Prokuratura w Kamieniu Pomorskim wystąpi o tymczasowy areszt dla Mateusza S., który jadąc po pijanemu, zabił 6 osób w Kamieniu Pomorskim - dowiedziała się nasza reporterka Aneta Łuczkowska. 26-letni Mateusz S. jest już w prokuraturze. Prawdopodobnie usłyszy zarzut doprowadzenia do katastrofy w ruchu lądowym, za co grozi do 15 lat więzienia.
Policja zdecydowała się wprowadzić 26-latka do prokuratury tylnym wejściem. Przed budynkiem zebrało się bowiem kilkudziesięciu mieszkańców Kamienia. Jak mówili naszej reporterce Anecie Łuczkowskiej, przyszli zobaczyć mordercę.

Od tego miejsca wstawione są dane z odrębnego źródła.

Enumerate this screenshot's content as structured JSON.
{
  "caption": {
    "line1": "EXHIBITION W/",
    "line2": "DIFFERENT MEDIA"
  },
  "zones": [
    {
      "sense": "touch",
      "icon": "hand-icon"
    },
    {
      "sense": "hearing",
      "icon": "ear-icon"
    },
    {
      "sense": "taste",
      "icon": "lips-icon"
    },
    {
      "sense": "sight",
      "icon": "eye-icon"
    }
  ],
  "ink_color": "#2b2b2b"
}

Mateusz S. jest podejrzewany o spowodowanie katastrofy w ruchu lądowym pod wpływem alkoholu. Kodeks karny przewiduje za to do 15 lat pozbawienia wolności.
Twoja przeglądarka nie obsługuje standardu HTML5 dla video
Przypomnijmy, że tragicznego wypadku w Kamieniu Pomorskim doszło wczoraj. Kierowane przez 26-latka bmw wypadło z drogi i wjechało w grupę ludzi. Na miejscu zginęło pięć dorosłych osób. 9-letni chłopiec zmarł w kamieńskim szpitalu podczas reanimacji. 8-letni chłopiec i 10-letnia dziewczynka nadal przebywają pod opieką lekarzy w Szczecinie. Stan chłopca jest bardzo ciężki.

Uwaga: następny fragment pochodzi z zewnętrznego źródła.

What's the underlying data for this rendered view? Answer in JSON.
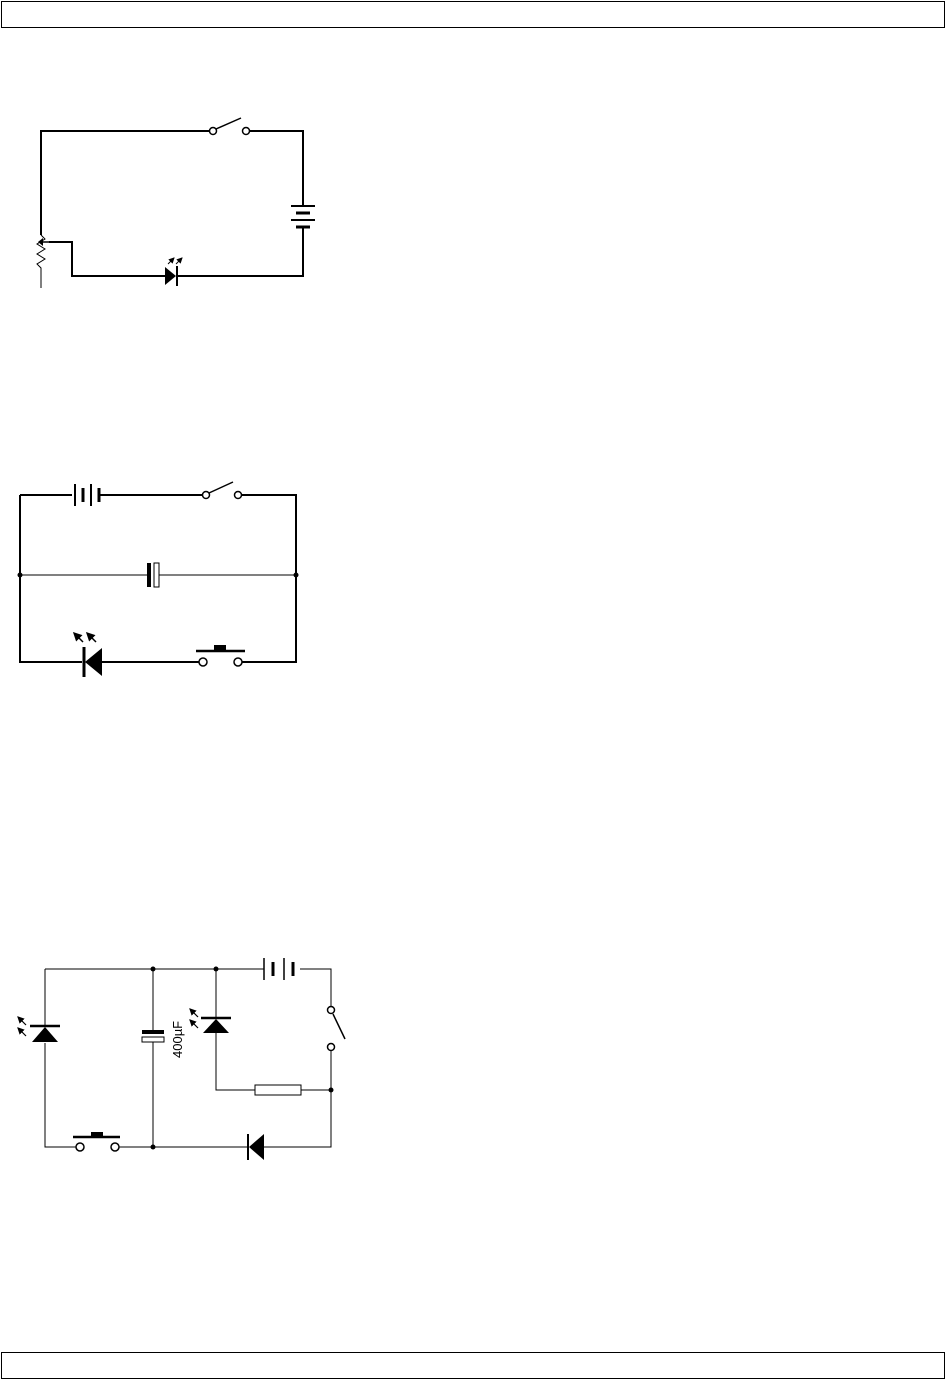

Po wypadku policja informowała, że rozważa trzy jego przyczyny: brawurę, nadmierną prędkość i premedytację. Mateusz S. w momencie wypadku miał w organizmie prawie 2 promile alkoholu. Prokuratura czeka wciąż na wyniki testu narkotykowego.

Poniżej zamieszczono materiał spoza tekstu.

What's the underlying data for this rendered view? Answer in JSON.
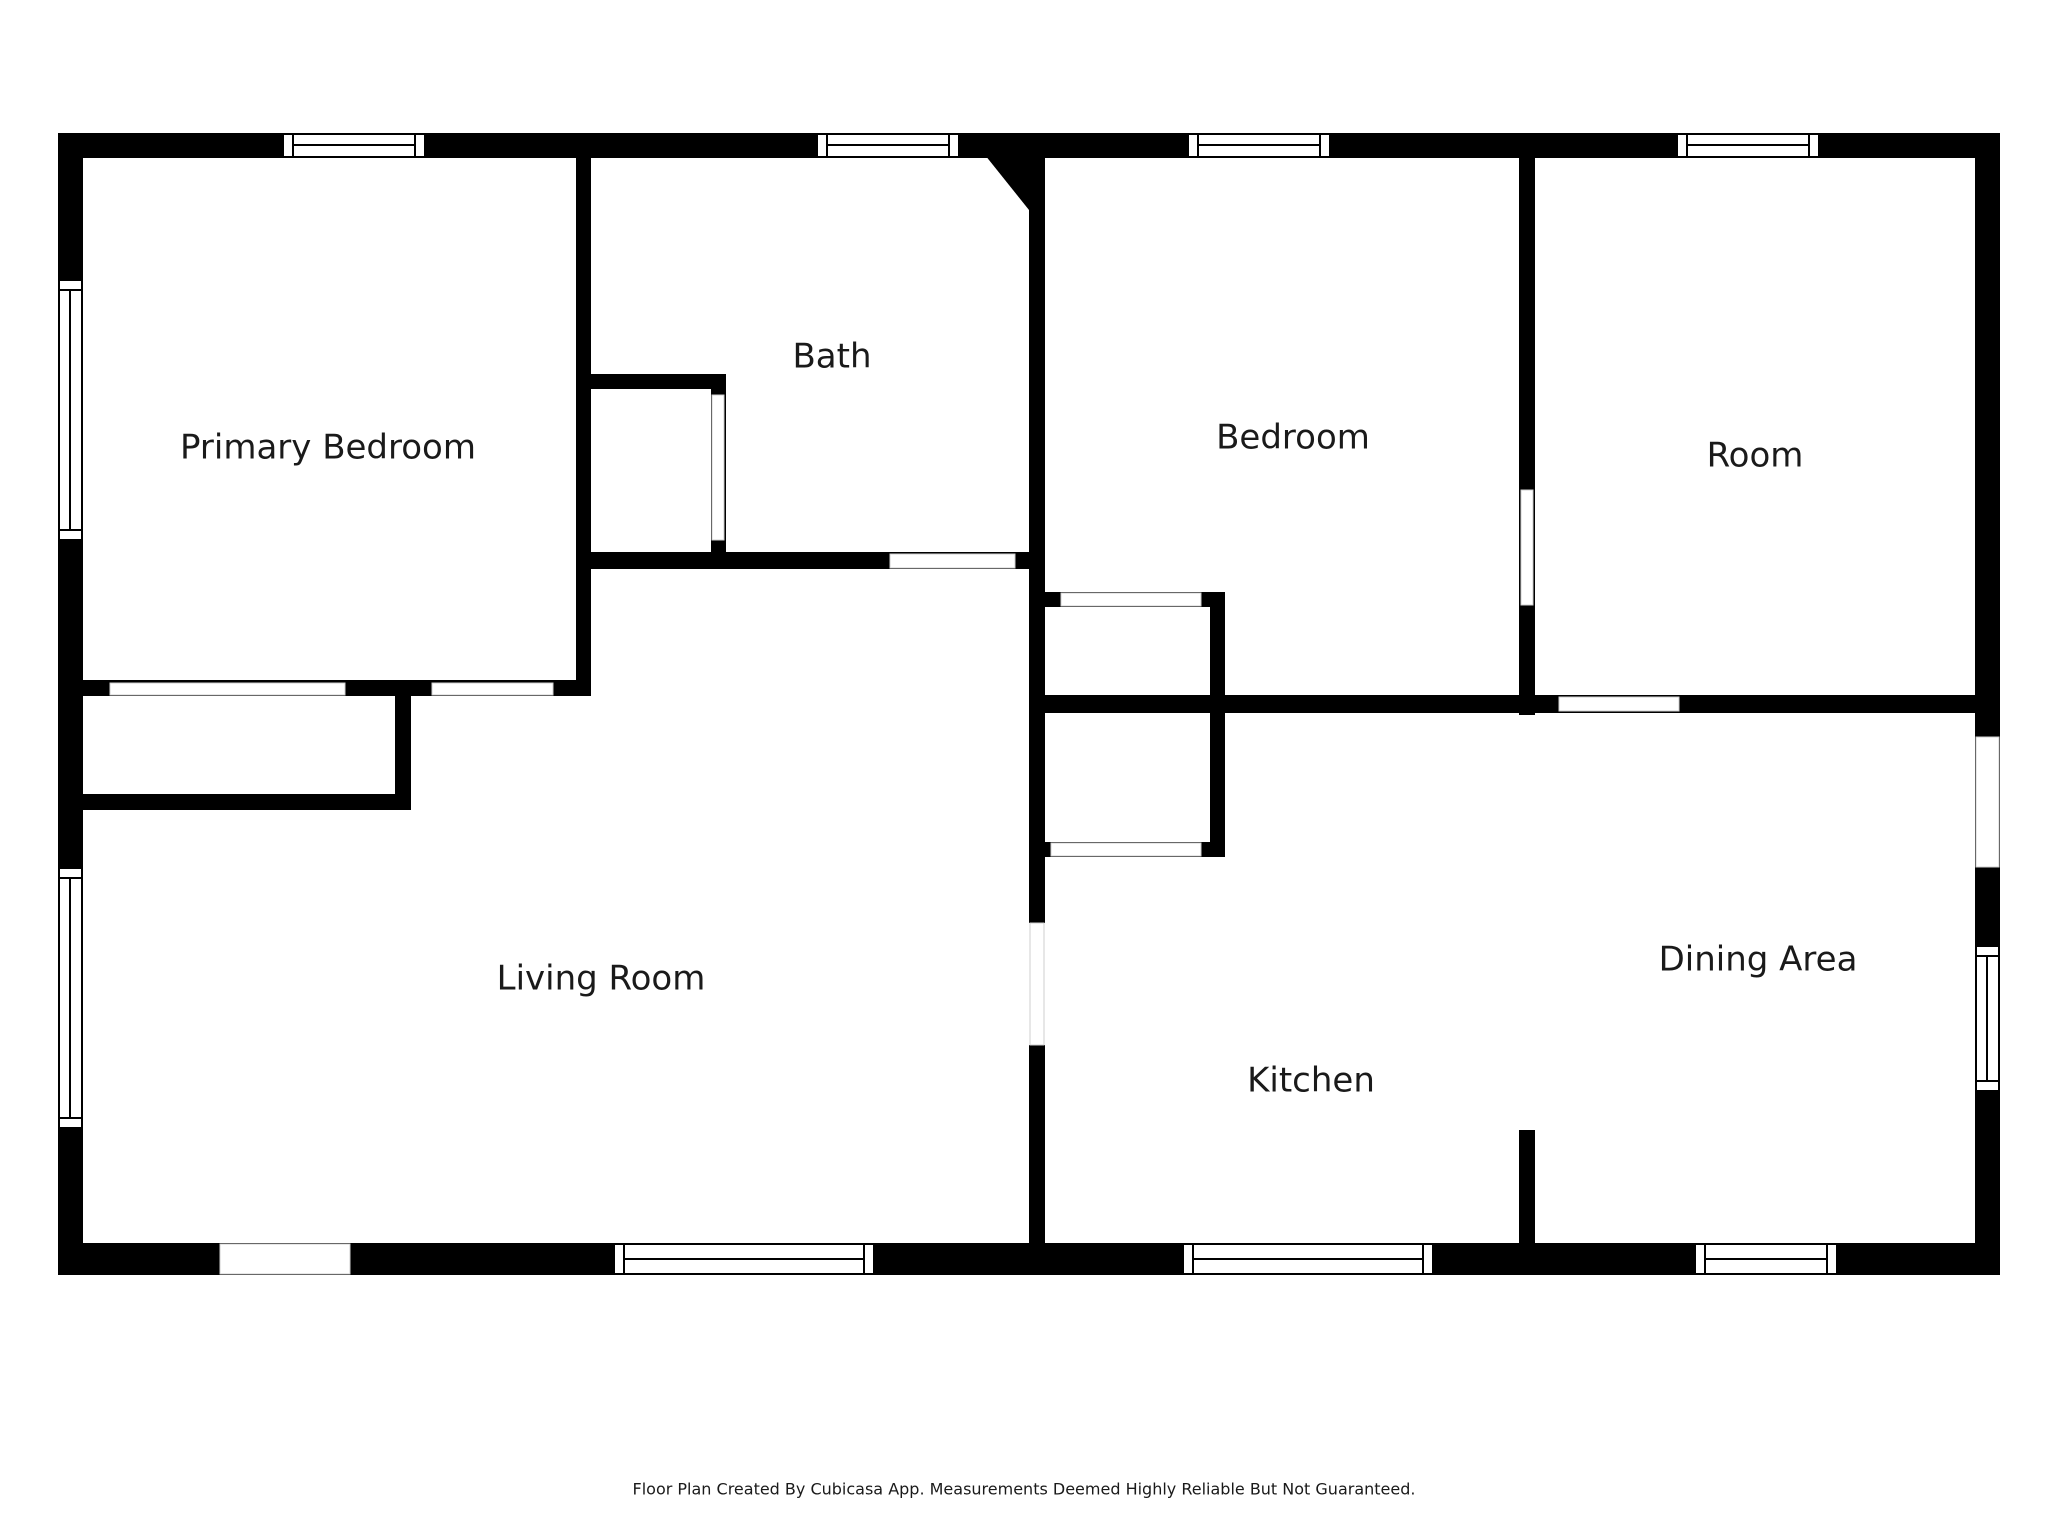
{
  "rooms": {
    "primary_bedroom": "Primary Bedroom",
    "bath": "Bath",
    "bedroom": "Bedroom",
    "room": "Room",
    "living_room": "Living Room",
    "kitchen": "Kitchen",
    "dining_area": "Dining Area"
  },
  "footer": {
    "note": "Floor Plan Created By Cubicasa App. Measurements Deemed Highly Reliable But Not Guaranteed."
  },
  "colors": {
    "wall": "#000000",
    "background": "#ffffff"
  }
}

Lokalne władze deklarują kompleksową pomoc poszkodowanym w wypadku. Do jutra dostaną jednorazowe zasiłki w wysokości sześciu tysięcy złotych. Miasto chce też przyznać dzieciom stypendium do czasu ukończenia przez nie pełnoletności lub nauki.
Samorząd deklaruje też, że udzieli pomocy materialnej przy pochówku ofiar.